A similar ProGenY study on web-based advertising found that black Generation Y students were favourably disposed to it. They ranked web advertising as the third most informative advertising medium, after television and radio and ahead of advertising in newspapers, magazines, direct mail and billboards or posters.Critical success factors for advertisers
However, these positive attitudes do not mean that just any marketing and advertising strategy will succeed as long as it uses Facebook, the web and the like.
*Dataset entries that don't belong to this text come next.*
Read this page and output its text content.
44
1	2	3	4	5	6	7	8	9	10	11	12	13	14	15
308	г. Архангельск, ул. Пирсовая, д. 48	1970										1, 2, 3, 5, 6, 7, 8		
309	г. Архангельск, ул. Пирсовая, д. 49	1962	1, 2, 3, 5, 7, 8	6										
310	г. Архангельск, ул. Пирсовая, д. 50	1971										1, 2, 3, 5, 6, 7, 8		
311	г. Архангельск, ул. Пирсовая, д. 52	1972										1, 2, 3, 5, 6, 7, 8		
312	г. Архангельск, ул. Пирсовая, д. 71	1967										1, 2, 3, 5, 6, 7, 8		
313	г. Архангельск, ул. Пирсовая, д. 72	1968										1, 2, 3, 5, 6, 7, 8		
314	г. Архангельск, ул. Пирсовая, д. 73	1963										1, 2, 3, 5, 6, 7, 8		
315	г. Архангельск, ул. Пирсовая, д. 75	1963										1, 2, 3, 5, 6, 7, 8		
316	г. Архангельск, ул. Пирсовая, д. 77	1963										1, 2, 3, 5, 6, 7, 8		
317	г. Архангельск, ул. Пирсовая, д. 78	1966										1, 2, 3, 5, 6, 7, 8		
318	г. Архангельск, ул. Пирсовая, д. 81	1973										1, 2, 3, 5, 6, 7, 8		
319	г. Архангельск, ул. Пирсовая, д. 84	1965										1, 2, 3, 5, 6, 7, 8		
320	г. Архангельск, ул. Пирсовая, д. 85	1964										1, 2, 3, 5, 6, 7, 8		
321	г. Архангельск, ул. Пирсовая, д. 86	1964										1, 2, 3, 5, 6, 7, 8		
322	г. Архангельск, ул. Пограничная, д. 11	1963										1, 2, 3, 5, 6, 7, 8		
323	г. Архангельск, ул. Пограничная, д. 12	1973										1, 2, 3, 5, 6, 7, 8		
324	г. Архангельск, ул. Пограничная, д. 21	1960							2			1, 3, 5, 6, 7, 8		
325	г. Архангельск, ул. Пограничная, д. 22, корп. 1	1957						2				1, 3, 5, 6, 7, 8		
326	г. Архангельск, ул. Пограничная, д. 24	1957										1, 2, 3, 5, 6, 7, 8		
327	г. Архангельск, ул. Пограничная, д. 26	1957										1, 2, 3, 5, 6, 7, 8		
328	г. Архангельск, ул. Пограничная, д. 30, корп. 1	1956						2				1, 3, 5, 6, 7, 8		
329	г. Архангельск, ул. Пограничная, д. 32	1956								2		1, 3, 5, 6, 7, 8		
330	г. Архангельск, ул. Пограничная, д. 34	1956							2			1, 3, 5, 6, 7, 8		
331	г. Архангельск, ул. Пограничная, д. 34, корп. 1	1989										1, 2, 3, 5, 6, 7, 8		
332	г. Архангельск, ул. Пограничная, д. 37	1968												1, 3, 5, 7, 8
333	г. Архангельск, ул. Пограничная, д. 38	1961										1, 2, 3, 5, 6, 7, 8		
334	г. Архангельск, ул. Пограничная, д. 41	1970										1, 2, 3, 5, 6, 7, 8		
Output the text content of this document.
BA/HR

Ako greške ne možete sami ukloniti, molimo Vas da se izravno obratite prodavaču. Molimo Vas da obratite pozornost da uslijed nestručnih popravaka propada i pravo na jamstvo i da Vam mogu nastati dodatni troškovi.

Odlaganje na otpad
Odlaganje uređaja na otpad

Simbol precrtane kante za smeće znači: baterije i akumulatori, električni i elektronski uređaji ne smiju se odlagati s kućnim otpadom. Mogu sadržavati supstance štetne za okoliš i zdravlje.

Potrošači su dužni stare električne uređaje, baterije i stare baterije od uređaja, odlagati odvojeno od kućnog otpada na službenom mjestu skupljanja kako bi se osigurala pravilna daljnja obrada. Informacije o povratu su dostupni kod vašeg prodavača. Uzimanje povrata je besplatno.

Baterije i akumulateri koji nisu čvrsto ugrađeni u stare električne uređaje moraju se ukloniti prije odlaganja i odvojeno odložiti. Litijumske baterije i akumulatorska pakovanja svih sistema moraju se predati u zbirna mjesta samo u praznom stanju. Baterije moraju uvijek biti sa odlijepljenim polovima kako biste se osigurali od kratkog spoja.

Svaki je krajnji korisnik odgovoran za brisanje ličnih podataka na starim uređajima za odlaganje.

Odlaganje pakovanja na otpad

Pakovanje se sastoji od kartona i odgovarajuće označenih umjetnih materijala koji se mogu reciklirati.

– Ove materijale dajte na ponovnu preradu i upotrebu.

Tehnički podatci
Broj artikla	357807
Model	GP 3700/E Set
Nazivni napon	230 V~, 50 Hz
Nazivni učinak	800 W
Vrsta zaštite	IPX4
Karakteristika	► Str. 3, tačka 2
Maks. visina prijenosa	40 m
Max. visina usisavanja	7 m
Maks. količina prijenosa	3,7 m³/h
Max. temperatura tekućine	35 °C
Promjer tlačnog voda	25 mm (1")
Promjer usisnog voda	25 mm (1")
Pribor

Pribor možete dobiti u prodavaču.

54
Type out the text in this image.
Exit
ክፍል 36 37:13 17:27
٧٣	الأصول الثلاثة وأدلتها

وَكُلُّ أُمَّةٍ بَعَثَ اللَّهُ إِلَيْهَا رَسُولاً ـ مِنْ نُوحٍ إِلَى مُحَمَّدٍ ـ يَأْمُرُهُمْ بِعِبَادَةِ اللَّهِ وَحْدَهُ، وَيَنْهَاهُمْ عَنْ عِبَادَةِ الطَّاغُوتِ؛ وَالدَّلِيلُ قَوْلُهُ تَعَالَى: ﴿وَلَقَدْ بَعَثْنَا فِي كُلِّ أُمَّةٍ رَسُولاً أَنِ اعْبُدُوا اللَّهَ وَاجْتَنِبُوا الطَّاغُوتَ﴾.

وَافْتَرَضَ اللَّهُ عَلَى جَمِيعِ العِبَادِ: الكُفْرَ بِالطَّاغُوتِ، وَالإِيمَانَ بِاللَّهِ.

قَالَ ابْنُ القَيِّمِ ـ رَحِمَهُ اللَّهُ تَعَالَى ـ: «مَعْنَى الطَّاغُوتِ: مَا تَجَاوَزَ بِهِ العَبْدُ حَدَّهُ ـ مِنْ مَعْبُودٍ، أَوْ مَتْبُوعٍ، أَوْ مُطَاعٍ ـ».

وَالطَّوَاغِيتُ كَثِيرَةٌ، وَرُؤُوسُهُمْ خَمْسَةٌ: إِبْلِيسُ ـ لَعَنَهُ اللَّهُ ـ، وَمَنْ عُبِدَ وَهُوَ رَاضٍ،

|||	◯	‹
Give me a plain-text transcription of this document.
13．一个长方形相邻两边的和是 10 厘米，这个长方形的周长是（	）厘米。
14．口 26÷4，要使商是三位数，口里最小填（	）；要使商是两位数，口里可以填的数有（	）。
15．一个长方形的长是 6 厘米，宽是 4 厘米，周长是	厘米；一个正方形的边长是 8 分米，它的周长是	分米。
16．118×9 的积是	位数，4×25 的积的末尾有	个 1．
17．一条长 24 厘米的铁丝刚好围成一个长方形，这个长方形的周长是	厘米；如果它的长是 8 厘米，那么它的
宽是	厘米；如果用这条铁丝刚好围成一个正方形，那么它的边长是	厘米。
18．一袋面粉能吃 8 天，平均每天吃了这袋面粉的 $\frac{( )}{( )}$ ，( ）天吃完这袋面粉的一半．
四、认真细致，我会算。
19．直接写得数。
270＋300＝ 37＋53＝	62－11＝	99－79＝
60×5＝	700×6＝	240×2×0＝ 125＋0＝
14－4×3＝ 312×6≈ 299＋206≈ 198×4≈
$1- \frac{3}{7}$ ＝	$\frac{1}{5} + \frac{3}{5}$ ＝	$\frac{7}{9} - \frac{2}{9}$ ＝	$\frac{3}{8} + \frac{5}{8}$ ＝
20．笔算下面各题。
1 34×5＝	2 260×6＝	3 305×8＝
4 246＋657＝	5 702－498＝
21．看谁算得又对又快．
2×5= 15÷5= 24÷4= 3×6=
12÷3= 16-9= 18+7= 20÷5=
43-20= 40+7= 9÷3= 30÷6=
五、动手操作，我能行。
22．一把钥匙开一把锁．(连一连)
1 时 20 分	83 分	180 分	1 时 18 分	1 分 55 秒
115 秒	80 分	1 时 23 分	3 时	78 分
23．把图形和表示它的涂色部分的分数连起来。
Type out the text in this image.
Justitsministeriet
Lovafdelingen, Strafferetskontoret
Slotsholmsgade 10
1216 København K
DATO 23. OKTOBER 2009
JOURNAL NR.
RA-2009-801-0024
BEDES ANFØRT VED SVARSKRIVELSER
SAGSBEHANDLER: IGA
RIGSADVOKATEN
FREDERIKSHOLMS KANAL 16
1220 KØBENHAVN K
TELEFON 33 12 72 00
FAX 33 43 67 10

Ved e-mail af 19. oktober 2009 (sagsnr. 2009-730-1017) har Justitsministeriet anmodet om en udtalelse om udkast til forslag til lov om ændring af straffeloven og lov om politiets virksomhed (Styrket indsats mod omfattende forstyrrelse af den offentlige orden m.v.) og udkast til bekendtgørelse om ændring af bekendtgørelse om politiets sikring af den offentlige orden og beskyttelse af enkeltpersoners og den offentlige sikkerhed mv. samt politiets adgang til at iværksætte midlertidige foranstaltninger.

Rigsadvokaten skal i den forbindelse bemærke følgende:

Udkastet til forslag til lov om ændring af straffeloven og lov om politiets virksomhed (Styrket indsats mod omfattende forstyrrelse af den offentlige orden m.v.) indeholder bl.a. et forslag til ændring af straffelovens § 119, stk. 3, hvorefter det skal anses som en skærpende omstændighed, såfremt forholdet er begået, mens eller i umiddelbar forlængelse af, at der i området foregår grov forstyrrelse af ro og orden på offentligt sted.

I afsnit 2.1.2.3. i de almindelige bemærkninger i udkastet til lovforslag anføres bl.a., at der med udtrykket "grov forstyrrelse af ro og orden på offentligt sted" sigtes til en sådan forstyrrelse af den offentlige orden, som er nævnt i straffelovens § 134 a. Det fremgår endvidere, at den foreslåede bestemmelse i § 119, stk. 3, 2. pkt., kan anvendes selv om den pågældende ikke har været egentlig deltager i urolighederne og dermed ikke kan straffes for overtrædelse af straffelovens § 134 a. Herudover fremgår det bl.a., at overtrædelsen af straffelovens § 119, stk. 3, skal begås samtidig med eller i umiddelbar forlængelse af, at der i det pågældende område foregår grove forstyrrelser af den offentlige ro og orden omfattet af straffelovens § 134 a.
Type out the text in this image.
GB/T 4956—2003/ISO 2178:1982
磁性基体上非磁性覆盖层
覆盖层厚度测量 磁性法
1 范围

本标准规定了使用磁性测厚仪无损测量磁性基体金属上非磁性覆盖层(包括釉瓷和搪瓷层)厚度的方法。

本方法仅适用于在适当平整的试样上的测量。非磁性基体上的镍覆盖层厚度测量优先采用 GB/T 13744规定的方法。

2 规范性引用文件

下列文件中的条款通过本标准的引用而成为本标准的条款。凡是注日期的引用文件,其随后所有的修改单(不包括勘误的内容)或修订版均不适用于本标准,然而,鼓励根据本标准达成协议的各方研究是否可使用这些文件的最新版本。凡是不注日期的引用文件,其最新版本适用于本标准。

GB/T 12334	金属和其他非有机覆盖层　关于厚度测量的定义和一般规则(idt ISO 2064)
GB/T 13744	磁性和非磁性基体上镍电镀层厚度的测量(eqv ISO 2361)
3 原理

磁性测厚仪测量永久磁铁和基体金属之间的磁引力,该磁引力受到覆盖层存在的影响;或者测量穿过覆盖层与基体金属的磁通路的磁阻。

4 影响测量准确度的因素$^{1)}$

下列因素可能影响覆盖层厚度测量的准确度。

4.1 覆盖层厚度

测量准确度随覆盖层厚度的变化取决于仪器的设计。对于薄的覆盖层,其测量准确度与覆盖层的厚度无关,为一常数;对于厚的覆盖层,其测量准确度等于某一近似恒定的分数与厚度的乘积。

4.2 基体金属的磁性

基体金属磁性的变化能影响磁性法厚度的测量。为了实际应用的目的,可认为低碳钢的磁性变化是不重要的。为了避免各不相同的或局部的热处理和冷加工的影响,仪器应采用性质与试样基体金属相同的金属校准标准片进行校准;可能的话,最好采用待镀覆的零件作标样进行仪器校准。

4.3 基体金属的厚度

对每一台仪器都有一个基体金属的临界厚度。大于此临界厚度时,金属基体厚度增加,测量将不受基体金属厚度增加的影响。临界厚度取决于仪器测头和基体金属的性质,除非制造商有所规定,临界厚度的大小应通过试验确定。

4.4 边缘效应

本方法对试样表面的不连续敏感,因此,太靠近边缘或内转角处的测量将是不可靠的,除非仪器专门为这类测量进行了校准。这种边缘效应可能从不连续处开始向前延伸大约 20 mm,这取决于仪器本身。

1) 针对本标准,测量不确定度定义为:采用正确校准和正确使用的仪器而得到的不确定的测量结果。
In fact, as many as seven criteria should come into play when marketers incorporate Facebook into their Generation Y advertising mix, says Bongazana Dondolo, ProGenY PhD graduate in her thesis on Facebook advertising.
These criteria are information, entertainment, credibility, self-brand congruity, trust in the site, the perceived value of advertising and overall attitudes.
For instance, marketers need to ensure the information they provide is complete, timely, accurate, relevant and current. "This is turn will reduce the time taken to search for products or services and minimise the uncertainty involved in making a purchasing decision."
Similarly, Facebook advertising must be both entertaining and credible. "If possible ... marketers should consider strategies like money-back guarantees, enhanced customer services and collaborations with credible organisations that possess a seal of approval."
Prof Bevan-Dye's research on web-based advertising confirms the importance of informativeness, entertainment, consumer benefits and credibility to Generation Y.
"Marketers targeting this market should focus their efforts on ensuring that their web advertisements supply in-depth product information and are designed to aid the consumer decision-making process."Keeping marketers on their toes
Meanwhile, she and her ProGenY team of researchers and postgraduate students continue to unearth new information about what makes Generation Y tick.
The team has already explored their attitudes towards topics such as green advertising and tobacco and alcohol consumption and are now investigating their views on everything from cellphone brand loyalty to online piracy, status consumption and national sport team marketing.
"The findings surprise us constantly," says Prof Bevan-Dye. "In the study on tobacco and alcohol consumption, most respondents said they support stricter penalties for people who drink and drive, as well as stricter regulations on where alcohol and cigarettes are sold."